La comitiva de Mayordomo salió de allí, por fin, rumbo a sus guardias nocturnas, y el sumiller se apresuró en darle un consejo de amigo a Eugenio.
Ignóralo, Eugenio. No es un hombre razonable y los dos tenéis temperamento. Deberías tener cuidado.
Que lo tenga él conmigo, más bien. Ya le di su escarmiento, no hace mucho y en esta misma cocina. Y no voy a soportar sus gracietas toda la vida.
Si yo estoy contigo, como todos, le susurró. Pero no se trata de eso. Piensa que no hace tanto que mató a un colono, criado en la Casa: aquí mismo lo hizo, en una de esas borracheras suyas.
No hacía falta que entrase en detalles. Aquello fue una muy fea historia que conmovió a toda la Casa y el propio Víctor se había visto obligado, para dar una impresión de justicia, a intervenir en el asunto y amonestar en público a su capataz. Y también a indemnizar al padre de ese muchacho, Gratio, al que Mayordomo descalabró tras una fuerte discusión entre ambos. Un crimen brutal que a Eugenio más que a nadie removió las vísceras, pues era inevitable acordarse de lo que sus padres tuvieron que pasar con el anterior Patrón y en esa misma casa.
Ese malnacido tuvo suerte de que no estuviera aquí ese día, dijo Eugenio, pero que se ande con cuidado: cualquier día de éstos, si se anima, le daré un escarmiento definitivo. Las bestias deben poblar el campo y no las casas, donde habitamos los hombres.
¡En fin, tú verás! Cada uno a lo suyo y en paz, que es lo que quiere el Señor. Que, por cierto, te espera en el salón para cenar con ellos.
Lo sé. Pero mi cerveza en esta barra no me la quita nadie. Pertenezco a las cocinas, amigo, no a los salones de los ricos.
¡De eso nada! Tu futuro en la Casa es brillante, muchacho: no lo estropees por una absurda rivalidad y mucho menos con el Mayordomo, que además tiene a tanta gente armada a sus órdenes.
¡Pues que no se interponga él en mi camino, joder, que la Casa es muy grande! ¿O no es cierto? ¡Cada uno por su lado y listo! ¿O es que piensa que por llevar espada al cinto ya es el dueño y Señor, y puede hacer lo que le dé la gana? Pero yo gasto de lanza y puñal y a mí no me chulea nadie.

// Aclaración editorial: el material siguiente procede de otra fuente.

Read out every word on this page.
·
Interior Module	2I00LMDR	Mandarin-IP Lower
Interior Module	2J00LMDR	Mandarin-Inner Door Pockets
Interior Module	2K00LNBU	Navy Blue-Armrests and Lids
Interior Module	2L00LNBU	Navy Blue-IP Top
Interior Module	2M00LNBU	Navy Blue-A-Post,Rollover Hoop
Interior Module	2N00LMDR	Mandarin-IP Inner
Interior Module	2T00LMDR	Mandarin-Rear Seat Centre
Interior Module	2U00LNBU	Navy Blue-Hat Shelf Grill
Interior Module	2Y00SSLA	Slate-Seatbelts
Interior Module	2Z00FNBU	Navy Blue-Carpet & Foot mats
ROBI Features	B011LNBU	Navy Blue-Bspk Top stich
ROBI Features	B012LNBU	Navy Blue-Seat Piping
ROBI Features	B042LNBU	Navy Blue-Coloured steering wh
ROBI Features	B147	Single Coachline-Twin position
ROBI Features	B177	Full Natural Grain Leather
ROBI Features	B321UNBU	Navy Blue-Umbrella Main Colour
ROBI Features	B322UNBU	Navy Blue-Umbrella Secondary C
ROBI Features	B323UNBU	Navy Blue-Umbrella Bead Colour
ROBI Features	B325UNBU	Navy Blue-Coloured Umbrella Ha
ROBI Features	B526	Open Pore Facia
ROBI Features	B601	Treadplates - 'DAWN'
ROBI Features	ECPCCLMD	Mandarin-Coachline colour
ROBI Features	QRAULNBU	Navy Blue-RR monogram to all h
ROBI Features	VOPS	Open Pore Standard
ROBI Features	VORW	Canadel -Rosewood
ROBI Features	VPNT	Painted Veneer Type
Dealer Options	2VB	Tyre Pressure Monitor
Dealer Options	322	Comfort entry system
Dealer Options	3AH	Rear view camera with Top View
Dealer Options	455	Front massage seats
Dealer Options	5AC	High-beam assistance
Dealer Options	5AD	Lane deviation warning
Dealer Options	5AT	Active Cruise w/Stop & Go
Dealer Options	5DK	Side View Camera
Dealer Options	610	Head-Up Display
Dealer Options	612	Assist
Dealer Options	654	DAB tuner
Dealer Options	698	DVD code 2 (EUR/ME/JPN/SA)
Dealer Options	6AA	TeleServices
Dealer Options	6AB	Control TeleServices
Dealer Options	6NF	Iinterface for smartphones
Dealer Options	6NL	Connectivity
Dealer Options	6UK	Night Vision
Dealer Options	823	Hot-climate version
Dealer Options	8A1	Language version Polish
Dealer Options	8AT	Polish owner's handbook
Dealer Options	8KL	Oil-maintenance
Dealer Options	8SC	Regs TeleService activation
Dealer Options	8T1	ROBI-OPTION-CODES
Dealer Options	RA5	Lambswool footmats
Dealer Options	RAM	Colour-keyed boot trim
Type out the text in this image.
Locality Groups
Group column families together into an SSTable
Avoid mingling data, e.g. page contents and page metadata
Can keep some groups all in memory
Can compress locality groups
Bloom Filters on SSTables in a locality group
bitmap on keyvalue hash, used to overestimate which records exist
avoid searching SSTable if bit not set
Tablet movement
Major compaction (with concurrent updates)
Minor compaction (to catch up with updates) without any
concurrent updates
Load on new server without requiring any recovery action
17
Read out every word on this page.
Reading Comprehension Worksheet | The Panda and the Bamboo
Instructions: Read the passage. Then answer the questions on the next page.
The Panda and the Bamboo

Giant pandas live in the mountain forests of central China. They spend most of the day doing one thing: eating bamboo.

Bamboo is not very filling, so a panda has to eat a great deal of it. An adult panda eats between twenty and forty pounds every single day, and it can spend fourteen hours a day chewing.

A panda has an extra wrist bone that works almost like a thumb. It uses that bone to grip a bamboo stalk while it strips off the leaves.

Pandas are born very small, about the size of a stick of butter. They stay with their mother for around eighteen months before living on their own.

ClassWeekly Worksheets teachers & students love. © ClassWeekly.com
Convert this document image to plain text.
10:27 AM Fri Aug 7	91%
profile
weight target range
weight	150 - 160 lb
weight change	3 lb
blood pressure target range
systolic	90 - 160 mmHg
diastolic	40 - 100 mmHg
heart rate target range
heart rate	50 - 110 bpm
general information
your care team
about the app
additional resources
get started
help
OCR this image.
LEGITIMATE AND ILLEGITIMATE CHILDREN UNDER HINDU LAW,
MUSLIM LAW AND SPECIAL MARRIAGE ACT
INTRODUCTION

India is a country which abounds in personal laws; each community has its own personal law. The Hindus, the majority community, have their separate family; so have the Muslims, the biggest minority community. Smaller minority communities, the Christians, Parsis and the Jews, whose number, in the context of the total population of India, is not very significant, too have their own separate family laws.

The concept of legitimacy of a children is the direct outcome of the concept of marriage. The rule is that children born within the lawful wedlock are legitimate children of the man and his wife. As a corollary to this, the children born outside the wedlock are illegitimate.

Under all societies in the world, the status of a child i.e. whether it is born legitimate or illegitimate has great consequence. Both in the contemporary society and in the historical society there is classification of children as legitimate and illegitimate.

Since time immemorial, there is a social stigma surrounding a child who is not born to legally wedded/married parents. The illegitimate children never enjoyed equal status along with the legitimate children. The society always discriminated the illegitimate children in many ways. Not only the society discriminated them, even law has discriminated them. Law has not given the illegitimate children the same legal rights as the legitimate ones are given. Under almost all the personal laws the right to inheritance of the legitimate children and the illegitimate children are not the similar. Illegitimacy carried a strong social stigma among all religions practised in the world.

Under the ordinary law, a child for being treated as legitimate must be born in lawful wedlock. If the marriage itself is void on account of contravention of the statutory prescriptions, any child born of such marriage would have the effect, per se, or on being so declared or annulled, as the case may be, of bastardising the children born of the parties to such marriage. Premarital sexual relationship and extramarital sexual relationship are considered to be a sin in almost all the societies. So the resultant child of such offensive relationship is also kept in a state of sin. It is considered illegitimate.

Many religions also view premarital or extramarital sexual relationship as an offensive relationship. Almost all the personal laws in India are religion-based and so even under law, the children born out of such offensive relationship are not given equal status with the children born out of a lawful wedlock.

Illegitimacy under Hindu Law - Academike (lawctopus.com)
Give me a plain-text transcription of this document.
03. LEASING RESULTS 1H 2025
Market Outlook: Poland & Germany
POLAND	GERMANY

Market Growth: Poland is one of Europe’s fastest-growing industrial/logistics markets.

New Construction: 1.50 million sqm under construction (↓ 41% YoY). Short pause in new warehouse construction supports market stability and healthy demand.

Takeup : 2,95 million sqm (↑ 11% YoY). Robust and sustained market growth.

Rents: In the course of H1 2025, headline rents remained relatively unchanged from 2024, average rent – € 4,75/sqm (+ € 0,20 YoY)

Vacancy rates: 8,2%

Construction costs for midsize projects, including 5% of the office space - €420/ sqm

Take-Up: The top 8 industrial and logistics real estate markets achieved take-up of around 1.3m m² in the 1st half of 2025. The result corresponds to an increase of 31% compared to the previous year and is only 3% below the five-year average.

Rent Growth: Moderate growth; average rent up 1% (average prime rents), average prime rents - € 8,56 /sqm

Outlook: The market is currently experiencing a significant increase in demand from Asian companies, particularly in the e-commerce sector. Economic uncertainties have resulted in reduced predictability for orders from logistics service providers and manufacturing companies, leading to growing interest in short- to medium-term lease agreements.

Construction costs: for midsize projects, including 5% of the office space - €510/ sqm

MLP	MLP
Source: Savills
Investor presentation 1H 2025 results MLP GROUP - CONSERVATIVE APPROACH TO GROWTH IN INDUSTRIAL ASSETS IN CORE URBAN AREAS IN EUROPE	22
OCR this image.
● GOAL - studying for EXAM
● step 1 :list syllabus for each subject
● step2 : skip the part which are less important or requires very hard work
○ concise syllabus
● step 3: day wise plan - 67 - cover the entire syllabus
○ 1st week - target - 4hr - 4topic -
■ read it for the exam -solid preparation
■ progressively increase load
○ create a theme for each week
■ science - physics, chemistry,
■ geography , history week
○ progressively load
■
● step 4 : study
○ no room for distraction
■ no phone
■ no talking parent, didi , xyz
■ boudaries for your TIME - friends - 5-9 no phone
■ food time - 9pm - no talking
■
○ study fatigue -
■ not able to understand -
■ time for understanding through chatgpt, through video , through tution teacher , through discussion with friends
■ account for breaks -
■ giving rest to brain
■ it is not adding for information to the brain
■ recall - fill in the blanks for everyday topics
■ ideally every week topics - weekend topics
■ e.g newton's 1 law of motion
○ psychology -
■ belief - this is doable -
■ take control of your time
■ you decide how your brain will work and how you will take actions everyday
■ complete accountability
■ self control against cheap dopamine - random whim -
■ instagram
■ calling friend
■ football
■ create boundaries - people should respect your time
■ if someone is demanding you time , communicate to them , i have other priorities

Anda, loco, ve al salón, que te esperan ya los señores. ¡Y acuérdate de los pobres cuando estés en las alturas!
Siempre he sido más de vosotros. Ya lo sabéis.
¿Cómo podía ser de otro modo? En el fondo y en la forma, Eugenio pertenecía a la misma casta que esa gente humilde que pululaba a su alrededor, en la cocina y en los pasillos, afanados en el trajín de servir a los señores en el salón. Pero nunca tan ocupados que no aprovecharan tales viajes para hacerse bromas, danzar con las bandejas en la mano y disfrutar, también ellos y de alguna manera, de la divertida fiesta de sus patronos. Porque en esa colmena también las obreras se codeaban con la abeja reina, claro, y se alojaban entre los mismos ladrillos y tejas.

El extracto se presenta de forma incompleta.